Clarion-voiced tenor Nicholas Phan sang the French texts, alongside the SFS’ sentimental turn to the leading film actress from mid-20th century for the title role, Leslie Caron, whose French was better than her vocal projection.
Bringing off two such contrasting works, Music Director Michael Tilson Thomas qualifies as a true believer among Stravinskyites. The Symphony Chorus clearly concluded long ago that all those Grammy awards stem from their vowels, not consonants. The French diction was abysmal because of the ensemble’s notorious aversion to most or all consonants.

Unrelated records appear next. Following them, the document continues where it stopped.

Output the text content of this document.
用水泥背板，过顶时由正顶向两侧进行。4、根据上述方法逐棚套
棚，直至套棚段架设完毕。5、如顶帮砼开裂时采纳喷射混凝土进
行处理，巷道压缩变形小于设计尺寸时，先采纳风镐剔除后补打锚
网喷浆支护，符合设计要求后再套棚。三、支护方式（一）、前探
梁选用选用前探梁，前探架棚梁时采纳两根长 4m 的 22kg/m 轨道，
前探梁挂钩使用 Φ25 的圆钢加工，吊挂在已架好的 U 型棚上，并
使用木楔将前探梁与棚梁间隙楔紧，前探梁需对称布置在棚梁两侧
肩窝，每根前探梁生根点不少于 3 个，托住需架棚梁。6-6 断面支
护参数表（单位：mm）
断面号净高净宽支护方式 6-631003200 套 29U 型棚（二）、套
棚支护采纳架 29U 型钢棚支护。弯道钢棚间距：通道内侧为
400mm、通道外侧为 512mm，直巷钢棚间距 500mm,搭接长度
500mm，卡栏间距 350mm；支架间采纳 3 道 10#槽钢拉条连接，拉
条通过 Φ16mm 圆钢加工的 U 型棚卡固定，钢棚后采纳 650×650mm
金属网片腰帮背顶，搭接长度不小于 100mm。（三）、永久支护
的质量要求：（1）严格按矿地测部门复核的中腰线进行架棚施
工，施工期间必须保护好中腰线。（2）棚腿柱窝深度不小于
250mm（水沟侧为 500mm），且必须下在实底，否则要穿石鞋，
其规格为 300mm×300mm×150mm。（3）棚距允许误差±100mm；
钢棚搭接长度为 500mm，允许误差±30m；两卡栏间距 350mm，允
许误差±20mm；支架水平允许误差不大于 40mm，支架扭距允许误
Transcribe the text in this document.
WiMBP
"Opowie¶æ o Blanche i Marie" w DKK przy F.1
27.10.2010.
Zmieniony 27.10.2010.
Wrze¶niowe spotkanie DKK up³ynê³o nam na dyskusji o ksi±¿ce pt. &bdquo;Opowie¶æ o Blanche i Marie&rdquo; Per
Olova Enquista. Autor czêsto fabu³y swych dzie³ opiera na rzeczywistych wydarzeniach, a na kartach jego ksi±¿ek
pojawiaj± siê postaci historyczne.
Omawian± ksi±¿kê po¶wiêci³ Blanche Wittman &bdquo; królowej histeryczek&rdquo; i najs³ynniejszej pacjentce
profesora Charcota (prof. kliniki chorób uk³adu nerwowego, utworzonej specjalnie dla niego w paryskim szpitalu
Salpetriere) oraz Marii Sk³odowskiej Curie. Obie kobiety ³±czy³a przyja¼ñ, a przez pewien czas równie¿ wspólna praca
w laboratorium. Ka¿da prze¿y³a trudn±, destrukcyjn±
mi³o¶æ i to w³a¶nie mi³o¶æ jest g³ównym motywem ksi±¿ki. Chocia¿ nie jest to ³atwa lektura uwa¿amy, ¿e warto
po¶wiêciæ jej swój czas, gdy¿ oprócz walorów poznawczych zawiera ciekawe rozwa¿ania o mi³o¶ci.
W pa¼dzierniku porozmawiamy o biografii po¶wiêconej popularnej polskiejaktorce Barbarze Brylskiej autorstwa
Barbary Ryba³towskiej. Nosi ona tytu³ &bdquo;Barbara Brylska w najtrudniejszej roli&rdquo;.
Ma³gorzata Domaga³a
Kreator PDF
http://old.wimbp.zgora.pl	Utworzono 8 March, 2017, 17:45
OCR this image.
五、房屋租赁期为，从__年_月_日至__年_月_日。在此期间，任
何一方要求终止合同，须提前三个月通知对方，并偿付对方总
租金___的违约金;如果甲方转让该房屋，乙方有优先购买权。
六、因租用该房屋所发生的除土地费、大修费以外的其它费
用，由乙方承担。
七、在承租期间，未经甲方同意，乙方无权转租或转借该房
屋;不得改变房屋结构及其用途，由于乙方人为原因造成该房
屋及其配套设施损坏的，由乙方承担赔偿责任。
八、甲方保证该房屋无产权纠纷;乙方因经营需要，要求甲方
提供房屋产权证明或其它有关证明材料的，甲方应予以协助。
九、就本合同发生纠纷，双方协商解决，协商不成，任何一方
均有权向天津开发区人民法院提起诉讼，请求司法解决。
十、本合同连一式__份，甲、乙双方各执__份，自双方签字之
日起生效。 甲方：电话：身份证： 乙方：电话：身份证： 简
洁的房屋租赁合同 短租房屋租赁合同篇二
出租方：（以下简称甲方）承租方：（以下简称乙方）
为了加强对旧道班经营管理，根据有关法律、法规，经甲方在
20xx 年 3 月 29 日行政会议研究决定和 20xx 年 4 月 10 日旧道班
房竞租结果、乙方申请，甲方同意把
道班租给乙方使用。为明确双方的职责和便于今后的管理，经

And yet they get Grammy after Grammy with their lovely oo-aa’s.
MUSIC NOTES—The fifth time was the charm: The young Stravinsky was the desperation fifth composer approached about writing “Firebird,” after Glazounov, Liadov, and other Russians who couldn’t or wouldn’t….While in English we accentuate the second syllable of Persephone (rhymes with ebony), the French phrase it per-se-FON…The SFS first tackled the latter work in 1997. But three decades earlier, the upstart Oakland Symphony under Gerhard Samuel had already presented it, with the evocative film actress Yvette Mimieux as narrator. Unforgettable….The SFS will take its Stravinsky scores on tour to Carnegie Hall, NYC, in early October…The later “Firebird” version, for chamber orchestra, is less than half the length of the 46-minute ballet score spotlighted here. But the (much better-known) later version is even more dramatically marked by innovation, adding a shocking fortissimo chord to mark an ambush by the Kashchei, as well as wonderful trombone glissandos suggesting tumult.